Guardrails and open questions

• Dose, duration and stop rules: The outcomes trials used 0.5 milligrams daily in chronic coronary disease. The clonal dynamics analysis used the same dose. We still need formal guidance on how long to treat when CHIP is the driver for the prescription, and what to do when the clone is stable for several years.

• Safety in the oldest old: Many people with CHIP are over 75, when polypharmacy and kidney function changes complicate drug therapy. Trials should deliberately include very old adults and report absolute risk differences for key adverse events.

• Beyond TET2: The 2025 data show a TET2‑specific slowing. That is both a blessing and a challenge. It means we can target, and it means the effect may not generalize to all clones. Trials should test DNMT3A and ASXL1 cohorts with the same rigor.
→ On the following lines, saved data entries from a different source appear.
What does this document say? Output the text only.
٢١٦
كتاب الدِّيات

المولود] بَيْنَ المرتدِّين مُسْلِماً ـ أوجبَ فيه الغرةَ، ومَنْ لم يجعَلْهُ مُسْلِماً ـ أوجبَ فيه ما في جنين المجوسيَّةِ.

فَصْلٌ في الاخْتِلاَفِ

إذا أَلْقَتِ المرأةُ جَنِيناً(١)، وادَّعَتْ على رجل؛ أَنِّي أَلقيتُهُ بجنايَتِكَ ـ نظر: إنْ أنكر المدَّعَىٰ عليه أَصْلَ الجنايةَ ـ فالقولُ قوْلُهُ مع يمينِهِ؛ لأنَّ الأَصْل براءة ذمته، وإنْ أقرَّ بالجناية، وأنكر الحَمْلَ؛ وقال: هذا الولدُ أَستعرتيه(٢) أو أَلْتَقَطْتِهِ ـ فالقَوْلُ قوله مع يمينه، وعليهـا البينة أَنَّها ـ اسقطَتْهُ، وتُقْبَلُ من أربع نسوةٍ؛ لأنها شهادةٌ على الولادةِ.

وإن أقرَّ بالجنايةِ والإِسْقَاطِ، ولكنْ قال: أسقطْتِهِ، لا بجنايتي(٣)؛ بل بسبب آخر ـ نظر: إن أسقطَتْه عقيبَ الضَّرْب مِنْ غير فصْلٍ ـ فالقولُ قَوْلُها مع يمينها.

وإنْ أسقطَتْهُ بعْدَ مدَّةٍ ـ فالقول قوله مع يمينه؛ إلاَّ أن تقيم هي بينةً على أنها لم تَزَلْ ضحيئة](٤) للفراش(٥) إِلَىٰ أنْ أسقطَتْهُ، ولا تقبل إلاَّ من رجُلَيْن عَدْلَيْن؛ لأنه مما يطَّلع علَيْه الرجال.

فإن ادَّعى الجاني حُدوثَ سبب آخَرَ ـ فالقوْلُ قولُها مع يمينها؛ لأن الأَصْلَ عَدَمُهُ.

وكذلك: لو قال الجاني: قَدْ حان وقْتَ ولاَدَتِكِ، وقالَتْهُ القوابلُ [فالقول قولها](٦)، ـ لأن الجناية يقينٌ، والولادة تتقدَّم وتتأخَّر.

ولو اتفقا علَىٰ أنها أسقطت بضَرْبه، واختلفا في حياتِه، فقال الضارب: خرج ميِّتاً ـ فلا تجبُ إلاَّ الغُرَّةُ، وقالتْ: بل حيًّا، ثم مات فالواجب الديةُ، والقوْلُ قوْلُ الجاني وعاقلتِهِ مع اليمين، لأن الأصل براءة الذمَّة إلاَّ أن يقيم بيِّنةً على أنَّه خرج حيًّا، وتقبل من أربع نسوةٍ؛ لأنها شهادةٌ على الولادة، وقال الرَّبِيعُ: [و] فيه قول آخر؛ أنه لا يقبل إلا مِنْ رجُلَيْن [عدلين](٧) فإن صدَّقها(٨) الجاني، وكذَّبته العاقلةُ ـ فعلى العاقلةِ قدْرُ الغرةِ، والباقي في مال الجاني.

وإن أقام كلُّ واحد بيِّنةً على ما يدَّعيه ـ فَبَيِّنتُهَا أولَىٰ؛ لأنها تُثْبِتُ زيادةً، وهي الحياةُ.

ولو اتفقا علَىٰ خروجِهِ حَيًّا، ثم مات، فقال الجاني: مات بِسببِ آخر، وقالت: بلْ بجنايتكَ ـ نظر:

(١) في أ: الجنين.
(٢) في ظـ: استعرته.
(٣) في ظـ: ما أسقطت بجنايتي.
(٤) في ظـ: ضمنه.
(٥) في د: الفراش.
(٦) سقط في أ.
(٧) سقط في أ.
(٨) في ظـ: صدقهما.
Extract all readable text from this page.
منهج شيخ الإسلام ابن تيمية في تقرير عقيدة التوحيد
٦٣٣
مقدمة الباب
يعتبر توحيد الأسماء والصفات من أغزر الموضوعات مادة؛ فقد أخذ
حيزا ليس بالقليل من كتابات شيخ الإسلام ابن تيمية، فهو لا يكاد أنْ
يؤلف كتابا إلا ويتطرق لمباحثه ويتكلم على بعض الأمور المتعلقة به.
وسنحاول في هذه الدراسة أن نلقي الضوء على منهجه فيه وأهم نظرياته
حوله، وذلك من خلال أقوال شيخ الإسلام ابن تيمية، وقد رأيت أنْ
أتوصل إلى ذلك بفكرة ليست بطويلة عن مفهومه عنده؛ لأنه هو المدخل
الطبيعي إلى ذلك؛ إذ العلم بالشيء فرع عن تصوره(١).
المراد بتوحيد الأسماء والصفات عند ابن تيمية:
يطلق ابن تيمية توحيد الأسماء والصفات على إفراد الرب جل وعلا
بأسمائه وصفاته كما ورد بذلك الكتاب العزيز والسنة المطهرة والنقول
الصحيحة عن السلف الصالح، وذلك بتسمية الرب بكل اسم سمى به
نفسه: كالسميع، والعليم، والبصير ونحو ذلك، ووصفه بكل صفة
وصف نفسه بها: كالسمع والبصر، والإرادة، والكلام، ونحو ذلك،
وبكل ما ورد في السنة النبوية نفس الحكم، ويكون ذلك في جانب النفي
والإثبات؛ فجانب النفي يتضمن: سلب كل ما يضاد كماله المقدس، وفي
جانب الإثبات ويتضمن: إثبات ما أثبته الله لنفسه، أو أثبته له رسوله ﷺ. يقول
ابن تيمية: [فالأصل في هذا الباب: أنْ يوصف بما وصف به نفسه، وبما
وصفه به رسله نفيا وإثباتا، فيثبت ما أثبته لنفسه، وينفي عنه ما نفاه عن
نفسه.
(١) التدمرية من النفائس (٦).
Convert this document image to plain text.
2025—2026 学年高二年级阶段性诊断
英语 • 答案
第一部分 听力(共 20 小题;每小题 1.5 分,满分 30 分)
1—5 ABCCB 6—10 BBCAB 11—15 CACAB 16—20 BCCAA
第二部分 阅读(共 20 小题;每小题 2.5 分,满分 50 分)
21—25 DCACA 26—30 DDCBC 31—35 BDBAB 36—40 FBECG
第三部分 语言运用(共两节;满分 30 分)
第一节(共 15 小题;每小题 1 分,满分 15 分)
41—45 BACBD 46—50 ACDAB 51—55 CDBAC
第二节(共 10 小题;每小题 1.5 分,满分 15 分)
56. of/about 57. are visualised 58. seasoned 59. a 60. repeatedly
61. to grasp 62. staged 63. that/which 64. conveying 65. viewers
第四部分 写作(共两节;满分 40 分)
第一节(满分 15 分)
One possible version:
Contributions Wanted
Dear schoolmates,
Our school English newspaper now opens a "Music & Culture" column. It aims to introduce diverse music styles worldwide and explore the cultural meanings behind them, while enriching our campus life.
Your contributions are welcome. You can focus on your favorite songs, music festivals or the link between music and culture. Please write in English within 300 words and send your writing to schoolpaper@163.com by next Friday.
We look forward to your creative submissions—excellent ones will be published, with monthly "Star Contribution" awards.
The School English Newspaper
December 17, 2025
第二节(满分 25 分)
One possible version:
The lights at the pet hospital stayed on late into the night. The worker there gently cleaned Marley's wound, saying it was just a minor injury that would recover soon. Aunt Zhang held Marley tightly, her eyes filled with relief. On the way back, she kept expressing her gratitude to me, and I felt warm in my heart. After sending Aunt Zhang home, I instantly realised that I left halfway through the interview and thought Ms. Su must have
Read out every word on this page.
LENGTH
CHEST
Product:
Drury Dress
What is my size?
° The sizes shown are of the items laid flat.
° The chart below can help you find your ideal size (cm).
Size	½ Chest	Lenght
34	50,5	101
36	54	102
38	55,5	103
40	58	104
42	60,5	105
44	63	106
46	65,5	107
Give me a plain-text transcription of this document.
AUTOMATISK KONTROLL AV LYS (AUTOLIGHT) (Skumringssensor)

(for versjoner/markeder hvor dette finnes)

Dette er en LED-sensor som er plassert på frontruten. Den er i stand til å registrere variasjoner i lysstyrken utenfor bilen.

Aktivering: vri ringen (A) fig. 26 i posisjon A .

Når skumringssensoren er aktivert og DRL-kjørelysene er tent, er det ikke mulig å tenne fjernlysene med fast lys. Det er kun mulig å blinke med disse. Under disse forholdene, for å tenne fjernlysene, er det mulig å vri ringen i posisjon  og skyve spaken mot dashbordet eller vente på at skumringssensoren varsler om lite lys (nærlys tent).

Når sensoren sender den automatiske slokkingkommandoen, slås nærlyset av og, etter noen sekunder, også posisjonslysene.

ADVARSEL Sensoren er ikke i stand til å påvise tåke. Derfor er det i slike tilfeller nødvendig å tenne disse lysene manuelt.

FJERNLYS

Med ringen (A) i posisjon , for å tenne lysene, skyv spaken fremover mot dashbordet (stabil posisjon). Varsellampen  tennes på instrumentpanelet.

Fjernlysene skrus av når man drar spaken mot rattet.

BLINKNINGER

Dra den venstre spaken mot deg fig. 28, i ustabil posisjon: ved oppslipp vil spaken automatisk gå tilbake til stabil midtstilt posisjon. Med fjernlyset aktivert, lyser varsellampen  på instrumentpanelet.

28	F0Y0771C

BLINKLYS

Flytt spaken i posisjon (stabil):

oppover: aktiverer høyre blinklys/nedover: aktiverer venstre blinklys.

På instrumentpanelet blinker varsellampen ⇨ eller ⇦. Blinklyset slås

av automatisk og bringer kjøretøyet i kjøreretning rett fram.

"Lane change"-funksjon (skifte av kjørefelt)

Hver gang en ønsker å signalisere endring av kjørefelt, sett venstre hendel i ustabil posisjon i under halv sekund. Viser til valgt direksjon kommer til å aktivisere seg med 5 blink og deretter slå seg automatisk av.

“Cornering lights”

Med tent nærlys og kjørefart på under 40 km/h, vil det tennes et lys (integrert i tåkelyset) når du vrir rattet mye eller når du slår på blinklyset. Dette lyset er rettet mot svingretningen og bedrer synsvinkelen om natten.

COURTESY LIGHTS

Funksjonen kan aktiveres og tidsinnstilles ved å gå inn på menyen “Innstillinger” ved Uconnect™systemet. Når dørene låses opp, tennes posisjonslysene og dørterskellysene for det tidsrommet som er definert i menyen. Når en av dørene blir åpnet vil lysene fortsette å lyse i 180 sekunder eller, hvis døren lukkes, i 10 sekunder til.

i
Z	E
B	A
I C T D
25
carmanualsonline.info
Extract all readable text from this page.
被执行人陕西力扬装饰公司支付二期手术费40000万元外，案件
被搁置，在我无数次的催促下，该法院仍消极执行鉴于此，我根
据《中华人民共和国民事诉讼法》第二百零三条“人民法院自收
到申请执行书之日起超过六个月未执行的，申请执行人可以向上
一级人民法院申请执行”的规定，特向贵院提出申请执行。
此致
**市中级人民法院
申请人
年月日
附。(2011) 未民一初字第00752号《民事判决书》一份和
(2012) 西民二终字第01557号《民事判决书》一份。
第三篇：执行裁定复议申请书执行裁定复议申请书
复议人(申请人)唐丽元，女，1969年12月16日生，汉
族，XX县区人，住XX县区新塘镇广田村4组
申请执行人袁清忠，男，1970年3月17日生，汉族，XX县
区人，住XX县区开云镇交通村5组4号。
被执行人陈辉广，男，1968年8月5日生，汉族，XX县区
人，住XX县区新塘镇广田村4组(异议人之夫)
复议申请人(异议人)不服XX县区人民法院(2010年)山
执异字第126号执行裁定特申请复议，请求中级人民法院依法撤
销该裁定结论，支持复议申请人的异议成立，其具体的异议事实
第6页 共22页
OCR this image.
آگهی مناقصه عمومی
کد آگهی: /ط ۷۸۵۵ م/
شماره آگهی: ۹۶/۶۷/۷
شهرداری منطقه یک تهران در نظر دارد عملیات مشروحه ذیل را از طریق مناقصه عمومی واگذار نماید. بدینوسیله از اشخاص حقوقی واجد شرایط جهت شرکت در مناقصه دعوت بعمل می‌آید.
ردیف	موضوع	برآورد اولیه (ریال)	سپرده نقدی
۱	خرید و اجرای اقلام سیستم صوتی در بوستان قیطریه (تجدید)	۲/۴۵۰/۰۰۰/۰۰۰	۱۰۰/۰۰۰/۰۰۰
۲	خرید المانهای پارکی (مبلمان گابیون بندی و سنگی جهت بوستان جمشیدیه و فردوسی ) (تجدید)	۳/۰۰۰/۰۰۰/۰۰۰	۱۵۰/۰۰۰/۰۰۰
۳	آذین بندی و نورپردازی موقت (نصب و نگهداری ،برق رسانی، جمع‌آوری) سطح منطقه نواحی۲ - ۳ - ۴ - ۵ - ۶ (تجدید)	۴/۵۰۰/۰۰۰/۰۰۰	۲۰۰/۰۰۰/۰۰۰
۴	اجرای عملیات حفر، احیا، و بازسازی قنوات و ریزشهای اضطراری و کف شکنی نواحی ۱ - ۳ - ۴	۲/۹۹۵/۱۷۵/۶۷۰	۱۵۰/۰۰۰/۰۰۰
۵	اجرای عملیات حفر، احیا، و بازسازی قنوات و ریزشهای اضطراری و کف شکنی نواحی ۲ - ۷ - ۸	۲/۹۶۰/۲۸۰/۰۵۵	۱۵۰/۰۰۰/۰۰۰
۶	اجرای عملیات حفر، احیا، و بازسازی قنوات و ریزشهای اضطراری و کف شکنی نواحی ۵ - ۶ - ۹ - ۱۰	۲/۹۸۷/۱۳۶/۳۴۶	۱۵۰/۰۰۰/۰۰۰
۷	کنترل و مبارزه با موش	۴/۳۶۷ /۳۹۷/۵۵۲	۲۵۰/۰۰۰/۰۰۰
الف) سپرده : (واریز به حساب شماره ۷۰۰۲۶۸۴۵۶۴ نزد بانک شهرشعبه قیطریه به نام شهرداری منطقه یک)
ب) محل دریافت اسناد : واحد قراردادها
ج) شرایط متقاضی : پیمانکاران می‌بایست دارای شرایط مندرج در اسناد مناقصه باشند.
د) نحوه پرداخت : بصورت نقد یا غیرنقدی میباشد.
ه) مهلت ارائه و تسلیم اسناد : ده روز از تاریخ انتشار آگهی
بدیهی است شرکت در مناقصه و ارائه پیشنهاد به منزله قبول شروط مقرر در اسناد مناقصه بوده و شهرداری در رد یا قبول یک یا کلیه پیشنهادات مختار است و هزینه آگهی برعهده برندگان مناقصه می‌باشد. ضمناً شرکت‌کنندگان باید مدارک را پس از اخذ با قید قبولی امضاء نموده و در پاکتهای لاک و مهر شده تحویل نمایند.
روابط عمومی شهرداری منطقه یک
• Oncology endpoints: Most people with CHIP will never develop blood cancer, but oncologists rightly worry about long term marrow health. Serial complete blood counts and clinical oversight will be important in any broad rollout. The good news is that the signal we are chasing is a slope change over short intervals, which is inherently safer to study than waiting for rare oncologic events.

The bottom line

Cardiology has just been handed a new lever for aging. A ubiquitous, low cost anti inflammatory medicine appears to blunt the growth of a genomically defined, age linked blood clone that worsens vascular risk. The biology is coherent, the measurement is practical, and the clinical context already exists. If health systems act with discipline in the next two years, CHIP can become the first genomically tracked aging process that we routinely modify in humans.

The breakthrough is not that we discovered a miracle pill. The breakthrough is that we can finally measure an aging process, choose a patient based on that measurement, and change the trajectory in a way that should cut events people care about. That is what evidence based aging medicine should look like. Now the task is to build the playbook, run the trials that target the right patients and turn this signal into a standard of care.